After high-profile failures in Iraq, Afghanistan and Libya, many in the policy community have continued to call for regime change as a tool for supplanting odious governments and advancing American security and humanitarian interests. However, the evidence from academic research overwhelmingly demonstrates that armed regime-change missions rarely succeed as intended and often have unintended consequences such as humanitarian crises and regional instability.
Policymakers seek regime change for one of two reasons: if they believe that the sitting government is working against American national security interests and replacing it with an opposing government will solve the problem more quickly than sustained military action or diplomatic negotiations. They also may feel that a specific regime’s policies impose externalities on other nations and are not willing to accommodate a different approach from that government, as in the case of the socialist regime of Venezuela.

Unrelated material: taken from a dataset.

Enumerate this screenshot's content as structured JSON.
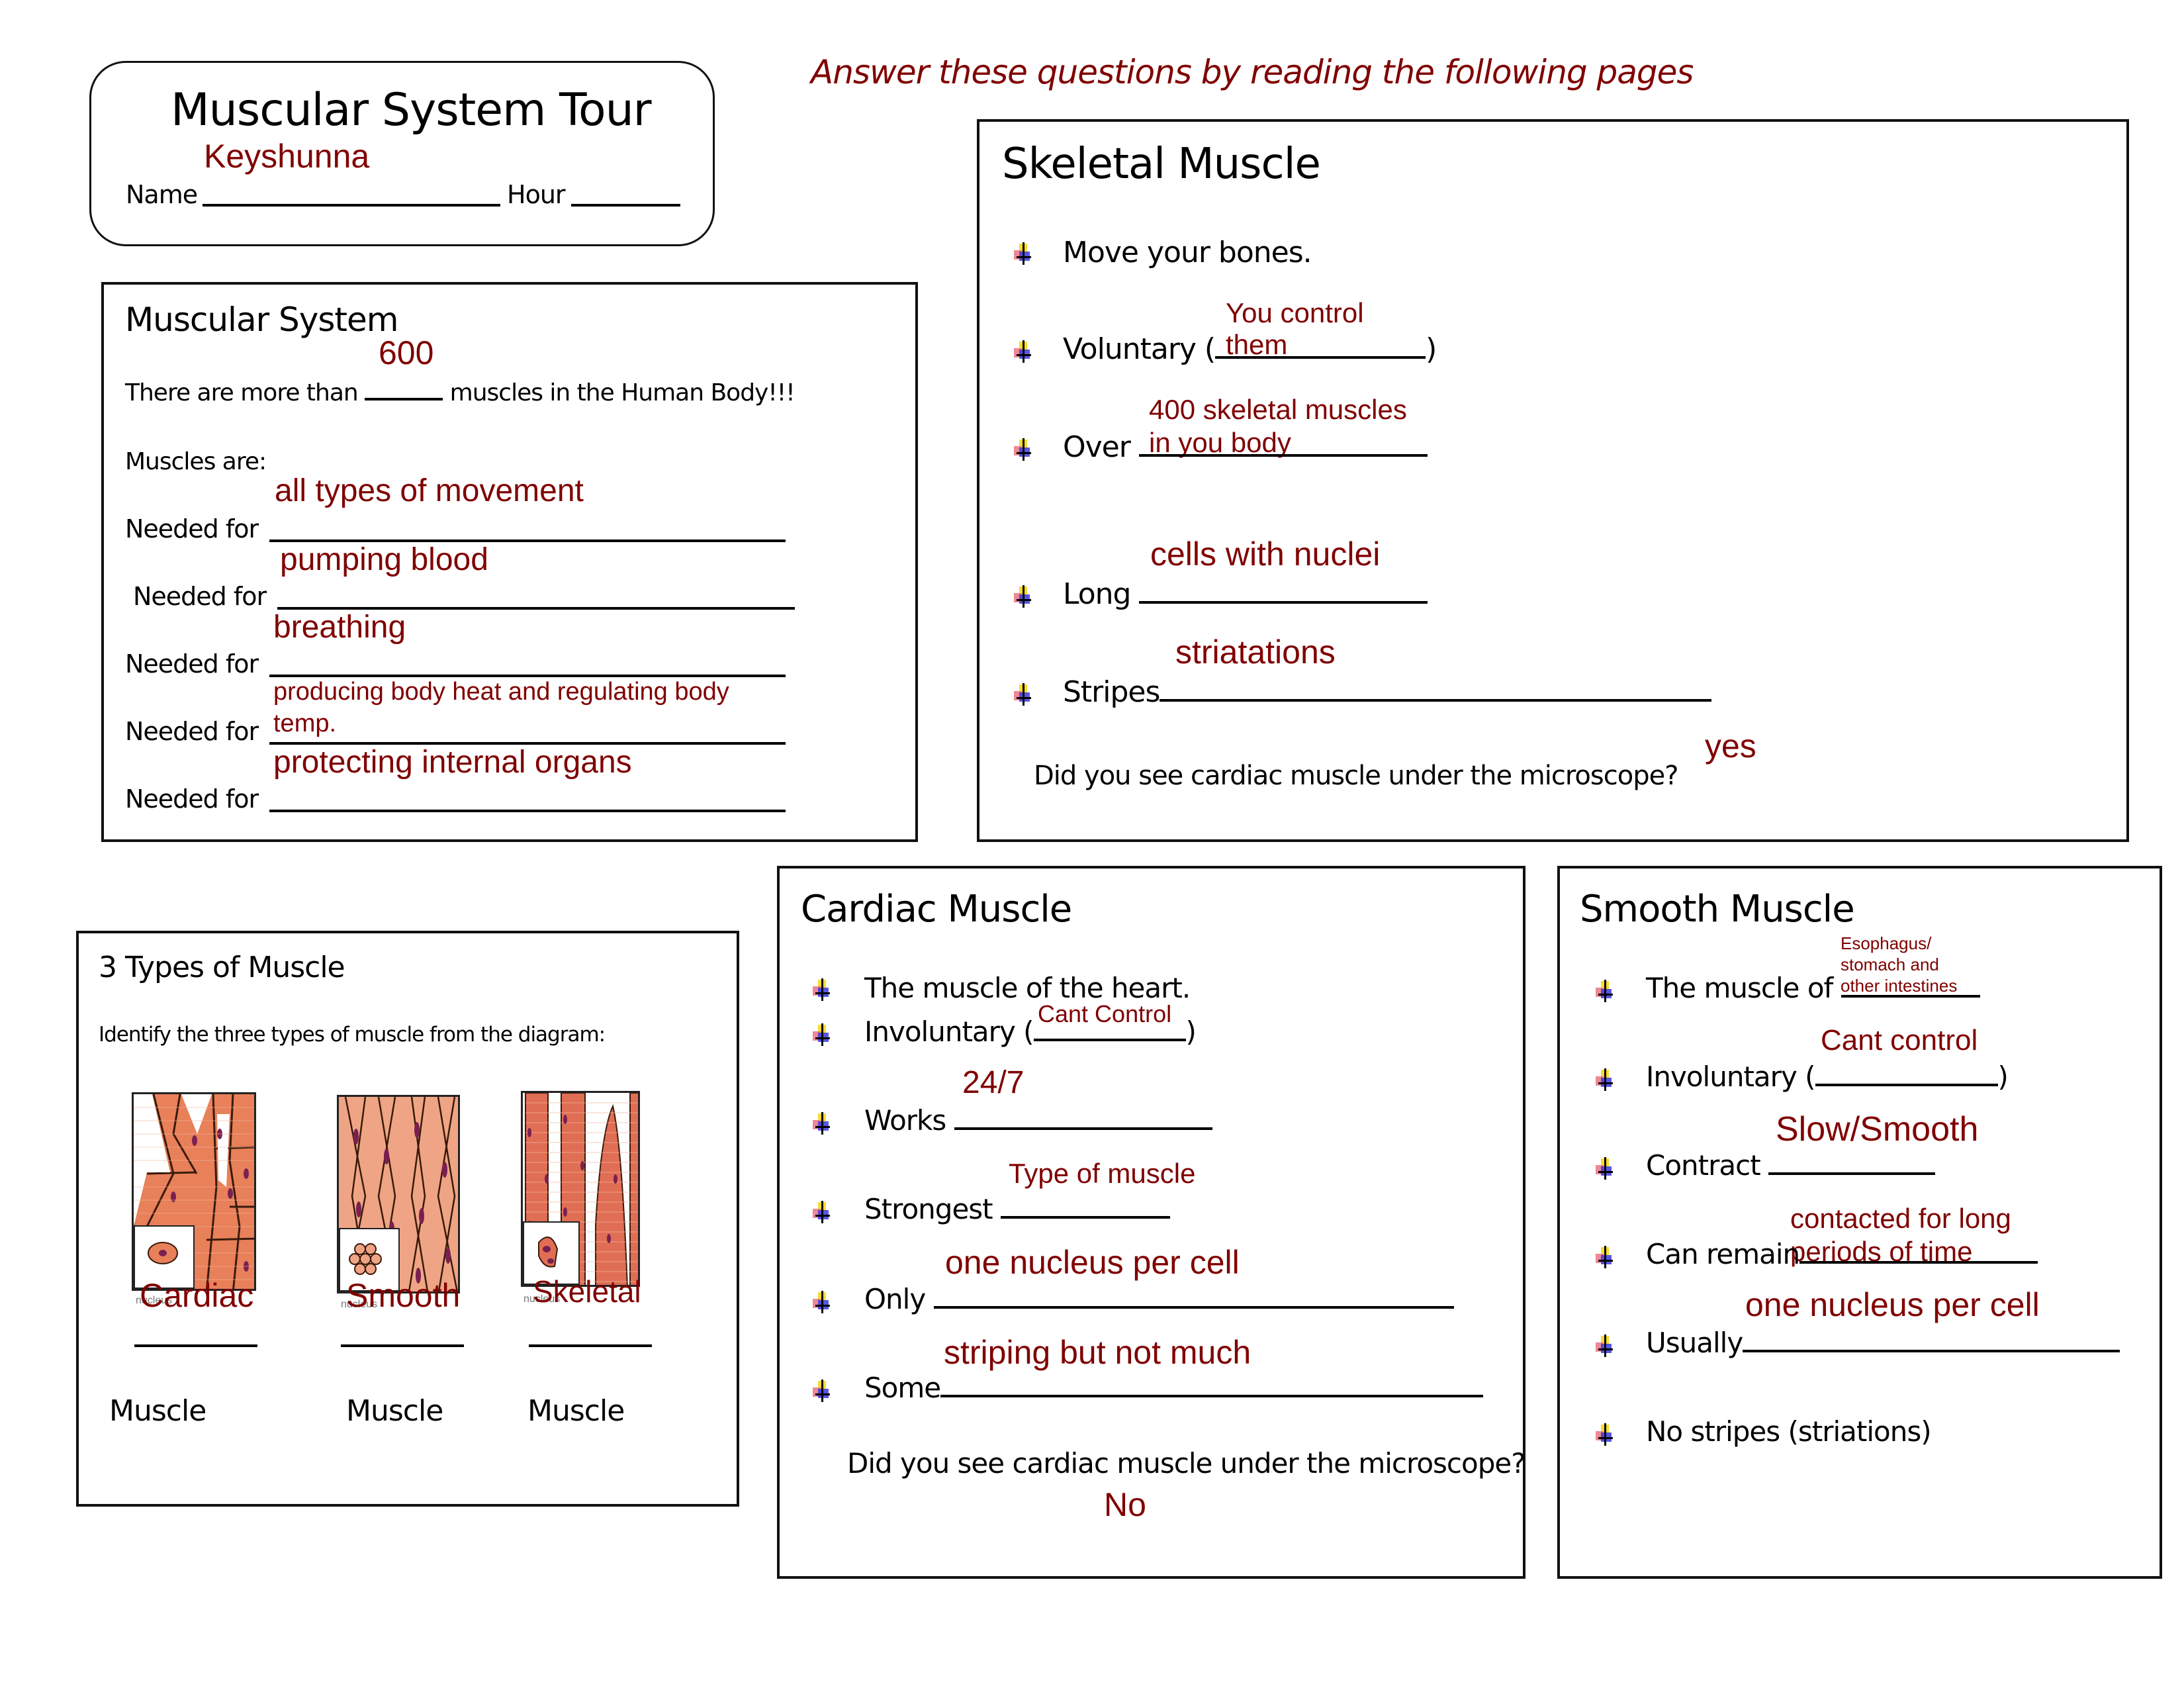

A second reason for regime change is that it will improve relations with the target nation by installing a pro-American government. However, as Lindsey O’Rourke shows in her study of declassified documents, the results of covert regime-change efforts have been mixed. About sixty percent of those campaigns failed in their basic purposes, and the rest sparked blowback such as mass killings and civil war.
The debate about regime change is complicated by a range of cognitive biases that distort the perception of the risks and benefits of this strategy. These include an overemphasis on the value of democracy, a tendency to overestimate the cost of changing a regime and a reluctance to acknowledge the potential risks of forcible intervention.